Staff members gasped four years ago when Dan Price gathered the 120 employees at Gravity Payments, the company he had founded with his brother, and told them he was raising everyone’s salary to a minimum of $70,000, partly by slashing his own $1.1 million pay to the same level.
The news went viral and provoked a national debate about whether efficient capitalism could have a heart. Some Americans lauded Price for treating employees with dignity. However, on Fox Business he was labeled the “lunatic of all lunatics,” and Rush Limbaugh declared, “I hope this company is a case study in M.B.A. programs on how socialism does not work, because it’s going to fail.”
So I came to Seattle to see what had unfolded: Did Gravity succeed or crash?

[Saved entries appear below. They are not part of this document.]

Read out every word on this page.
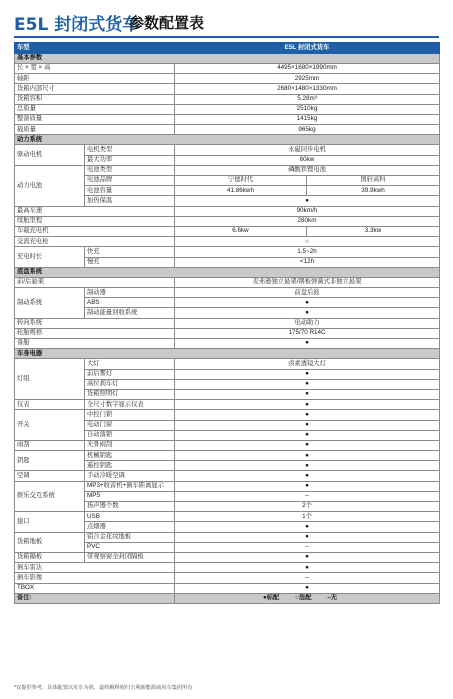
E5L 封闭式货车
参数配置表
车型		E5L 封闭式货车	
基本参数			
长 × 宽 × 高		4495×1680×1990mm	
轴距		2925mm	
货箱内部尺寸		2680×1480×1330mm	
货箱容积		5.28m³	
总质量		2510kg	
整备质量		1415kg	
载质量		965kg	
动力系统			
驱动电机	电机类型	永磁同步电机	
	最大功率	60kw	
动力电池	电池类型	磷酸铁锂电池	
	电池品牌	宁德时代	国轩高科
	电池容量	41.86kwh	39.9kwh
	加热保温	●	
最高车速		90km/h	
续航里程		280km	
车载充电机		6.6kw	3.3kw
交流充电枪		○	
充电时长	快充	1.5~2h	
	慢充	<12h	
底盘系统			
前/后悬架		麦弗逊独立悬架/钢板弹簧式非独立悬架	
制动系统	制动器	前盘后鼓	
	ABS	●	
	制动能量回收系统	●	
转向系统		电动助力	
轮胎规格		175/70 R14C	
备胎		●	
车身电器			
灯组	大灯	卤素透镜大灯	
	前后雾灯	●	
	高位刹车灯	●	
	货箱照明灯	●	
仪表	全尺寸数字显示仪表	●	
开关	中控门锁	●	
	电动门窗	●	
	自动落锁	●	
雨刮	无骨雨刮	●	
钥匙	机械钥匙	●	
	遥控钥匙	●	
空调	手动冷暖空调	●	
娱乐交互系统	MP3+收音机+倒车距离显示	●	
	MP5	–	
	扬声器个数	2个	
接口	USB	1个	
	点烟器	●	
货箱地板	铝合金花纹地板	●	
	PVC	–	
货箱隔板	带观察窗全封闭隔板	●	
倒车雷达		●	
倒车影像		–	
TBOX		●	
备注:		●标配 ○选配 –无	
*仅提供参考，具体配置以实车为准，最终解释权归吉利新能源商用车集团所有
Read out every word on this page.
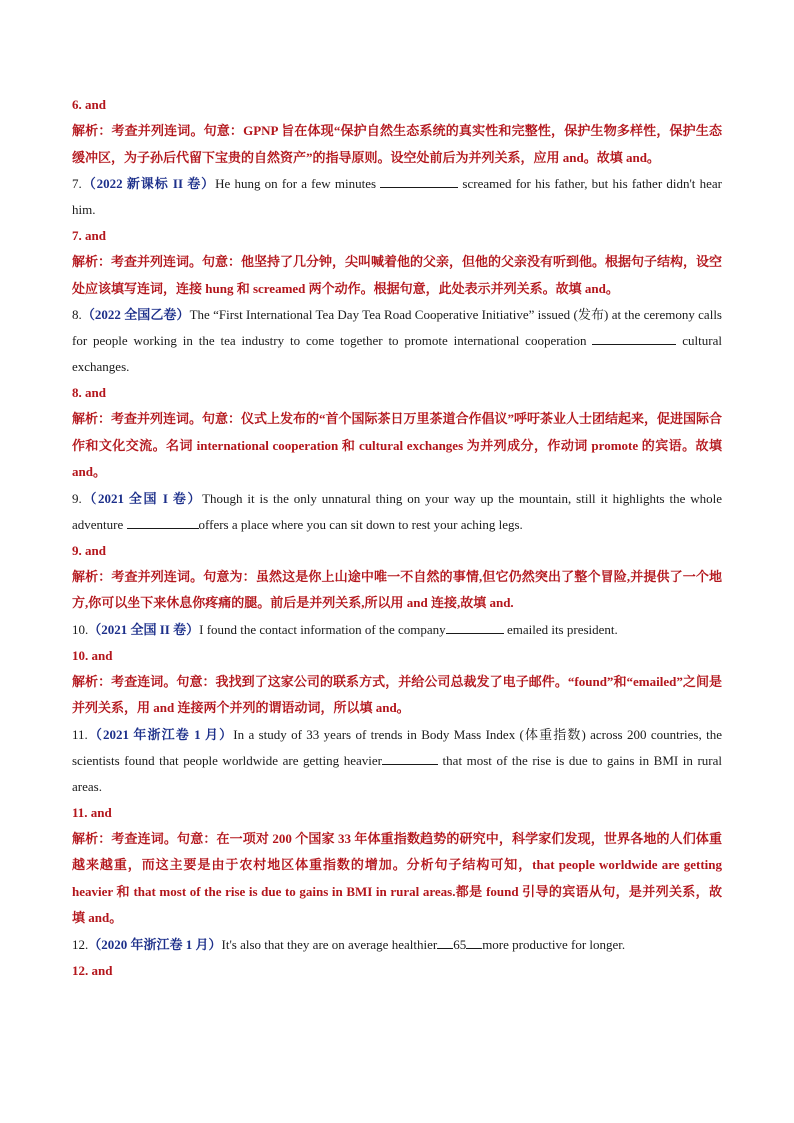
6. and

解析：考查并列连词。句意：GPNP 旨在体现“保护自然生态系统的真实性和完整性，保护生物多样性，保护生态缓冲区，为子孙后代留下宝贵的自然资产”的指导原则。设空处前后为并列关系，应用 and。故填 and。

7.（2022 新课标 II 卷）He hung on for a few minutes	screamed for his father, but his father didn't hear him.

7. and

解析：考查并列连词。句意：他坚持了几分钟，尖叫喊着他的父亲，但他的父亲没有听到他。根据句子结构，设空处应该填写连词，连接 hung 和 screamed 两个动作。根据句意，此处表示并列关系。故填 and。

8.（2022 全国乙卷）The “First International Tea Day Tea Road Cooperative Initiative” issued (发布) at the ceremony calls for people working in the tea industry to come together to promote international cooperation	cultural exchanges.

8. and

解析：考查并列连词。句意：仪式上发布的“首个国际茶日万里茶道合作倡议”呼吁茶业人士团结起来，促进国际合作和文化交流。名词 international cooperation 和 cultural exchanges 为并列成分，作动词 promote 的宾语。故填 and。

9.（2021 全国 I 卷）Though it is the only unnatural thing on your way up the mountain, still it highlights the whole adventure	offers a place where you can sit down to rest your aching legs.

9. and

解析：考查并列连词。句意为：虽然这是你上山途中唯一不自然的事情,但它仍然突出了整个冒险,并提供了一个地方,你可以坐下来休息你疼痛的腿。前后是并列关系,所以用 and 连接,故填 and.

10.（2021 全国 II 卷）I found the contact information of the company	emailed its president.

10. and

解析：考查连词。句意：我找到了这家公司的联系方式，并给公司总裁发了电子邮件。“found”和“emailed”之间是并列关系，用 and 连接两个并列的谓语动词，所以填 and。

11.（2021 年浙江卷 1 月）In a study of 33 years of trends in Body Mass Index (体重指数) across 200 countries, the scientists found that people worldwide are getting heavier	that most of the rise is due to gains in BMI in rural areas.

11. and

解析：考查连词。句意：在一项对 200 个国家 33 年体重指数趋势的研究中，科学家们发现，世界各地的人们体重越来越重，而这主要是由于农村地区体重指数的增加。分析句子结构可知，that people worldwide are getting heavier 和 that most of the rise is due to gains in BMI in rural areas.都是 found 引导的宾语从句，是并列关系，故填 and。

12.（2020 年浙江卷 1 月）It's also that they are on average healthier 65 more productive for longer.

12. and
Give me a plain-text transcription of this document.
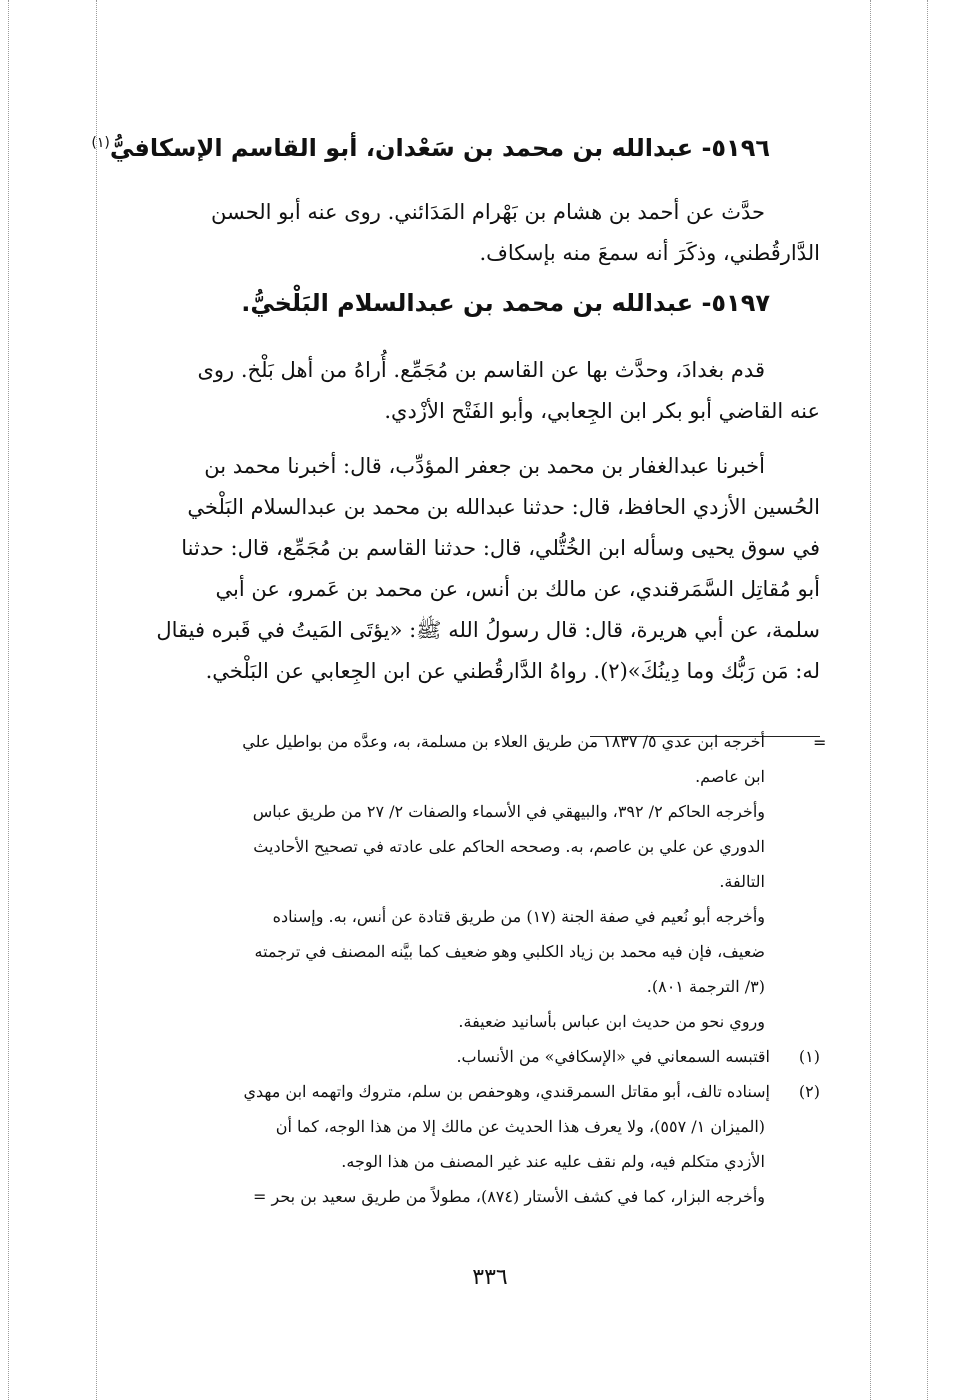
٥١٩٦- عبدالله بن محمد بن سَعْدان، أبو القاسم الإسكافيُّ$^{(١)}$

حدَّث عن أحمد بن هشام بن بَهْرام المَدَائني. روى عنه أبو الحسن

الدَّارقُطني، وذكَرَ أنه سمعَ منه بإسكاف.

٥١٩٧- عبدالله بن محمد بن عبدالسلام البَلْخيُّ.

قدم بغدادَ، وحدَّث بها عن القاسم بن مُجَمِّع. أُراهُ من أهل بَلْخ. روى

عنه القاضي أبو بكر ابن الجِعابي، وأبو الفَتْح الأزْدي.

أخبرنا عبدالغفار بن محمد بن جعفر المؤدِّب، قال: أخبرنا محمد بن

الحُسين الأزدي الحافظ، قال: حدثنا عبدالله بن محمد بن عبدالسلام البَلْخي

في سوق يحيى وسأله ابن الخُتُّلي، قال: حدثنا القاسم بن مُجَمِّع، قال: حدثنا

أبو مُقاتِل السَّمَرقندي، عن مالك بن أنس، عن محمد بن عَمرو، عن أبي

سلمة، عن أبي هريرة، قال: قال رسولُ الله ﷺ: «يؤتَى المَيتُ في قَبره فيقال

له: مَن رَبُّك وما دِينُكَ»(٢). رواهُ الدَّارقُطني عن ابن الجِعابي عن البَلْخي.

=

أخرجه ابن عدي ٥/ ١٨٣٧ من طريق العلاء بن مسلمة، به، وعدَّه من بواطيل علي

ابن عاصم.

وأخرجه الحاكم ٢/ ٣٩٢، والبيهقي في الأسماء والصفات ٢/ ٢٧ من طريق عباس

الدوري عن علي بن عاصم، به. وصححه الحاكم على عادته في تصحيح الأحاديث

التالفة.

وأخرجه أبو نُعيم في صفة الجنة (١٧) من طريق قتادة عن أنس، به. وإسناده

ضعيف، فإن فيه محمد بن زياد الكلبي وهو ضعيف كما بيَّنه المصنف في ترجمته

(٣/ الترجمة ٨٠١).

وروي نحو من حديث ابن عباس بأسانيد ضعيفة.

(١)اقتبسه السمعاني في «الإسكافي» من الأنساب.

(٢)إسناده تالف، أبو مقاتل السمرقندي، وهوحفص بن سلم، متروك واتهمه ابن مهدي

(الميزان ١/ ٥٥٧)، ولا يعرف هذا الحديث عن مالك إلا من هذا الوجه، كما أن

الأزدي متكلم فيه، ولم نقف عليه عند غير المصنف من هذا الوجه.

وأخرجه البزار، كما في كشف الأستار (٨٧٤)، مطولاً من طريق سعيد بن بحر =

٣٣٦
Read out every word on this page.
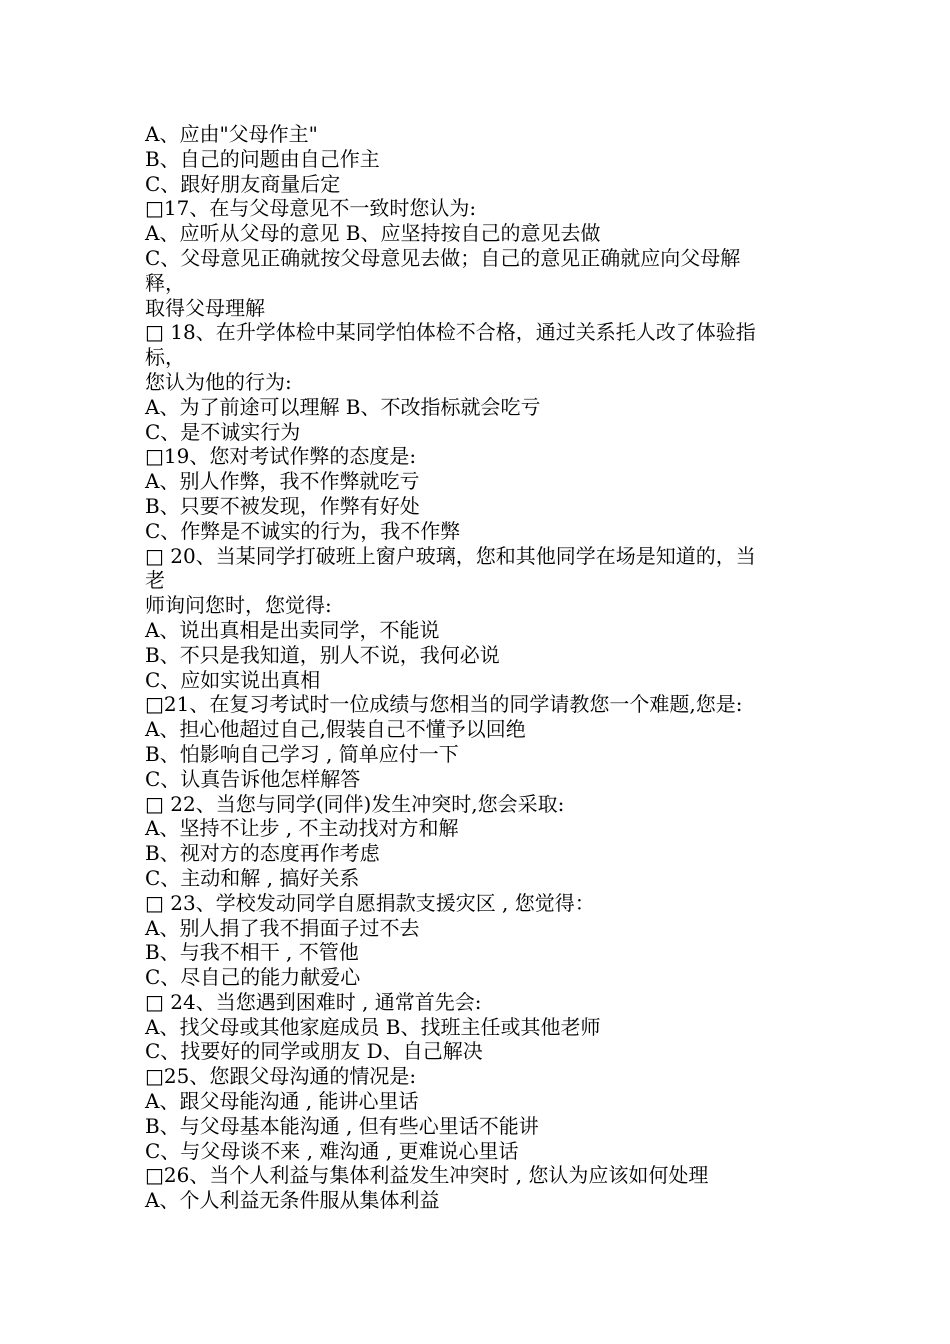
A、应由"父母作主"
B、自己的问题由自己作主
C、跟好朋友商量后定
□17、在与父母意见不一致时您认为:
A、应听从父母的意见 B、应坚持按自己的意见去做
C、父母意见正确就按父母意见去做；自己的意见正确就应向父母解
释，
取得父母理解
□ 18、在升学体检中某同学怕体检不合格，通过关系托人改了体验指
标，
您认为他的行为:
A、为了前途可以理解 B、不改指标就会吃亏
C、是不诚实行为
□19、您对考试作弊的态度是:
A、别人作弊，我不作弊就吃亏
B、只要不被发现，作弊有好处
C、作弊是不诚实的行为，我不作弊
□ 20、当某同学打破班上窗户玻璃，您和其他同学在场是知道的，当
老
师询问您时，您觉得:
A、说出真相是出卖同学，不能说
B、不只是我知道，别人不说，我何必说
C、应如实说出真相
□21、在复习考试时一位成绩与您相当的同学请教您一个难题,您是:
A、担心他超过自己,假装自己不懂予以回绝
B、怕影响自己学习 , 简单应付一下
C、认真告诉他怎样解答
□ 22、当您与同学(同伴)发生冲突时,您会采取:
A、坚持不让步 , 不主动找对方和解
B、视对方的态度再作考虑
C、主动和解 , 搞好关系
□ 23、学校发动同学自愿捐款支援灾区 , 您觉得：
A、别人捐了我不捐面子过不去
B、与我不相干 , 不管他
C、尽自己的能力献爱心
□ 24、当您遇到困难时 , 通常首先会:
A、找父母或其他家庭成员 B、找班主任或其他老师
C、找要好的同学或朋友 D、自己解决
□25、您跟父母沟通的情况是:
A、跟父母能沟通 , 能讲心里话
B、与父母基本能沟通 , 但有些心里话不能讲
C、与父母谈不来 , 难沟通 , 更难说心里话
□26、当个人利益与集体利益发生冲突时 , 您认为应该如何处理
A、个人利益无条件服从集体利益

There were bumps, no doubt about it. A couple of important employees quit, apparently feeling less valued when new hires were close to them in pay. The publicity forced Gravity, which processes credit card payments for small businesses, to hire additional people to handle a deluge of inquiries. Worst of all, Price’s brother, who owned a stake in the company, sued and alleged that Price hadn’t consulted him on decisions.
For a while, it wasn’t clear that the gamble was going to pay off.
But eventually it did: Business has surged, and profits are higher than ever. Gravity last year processed $10.2 billion in payments, more than double the $3.8 billion in 2014, before the announcement. It has grown to 200 employees, all nonunion.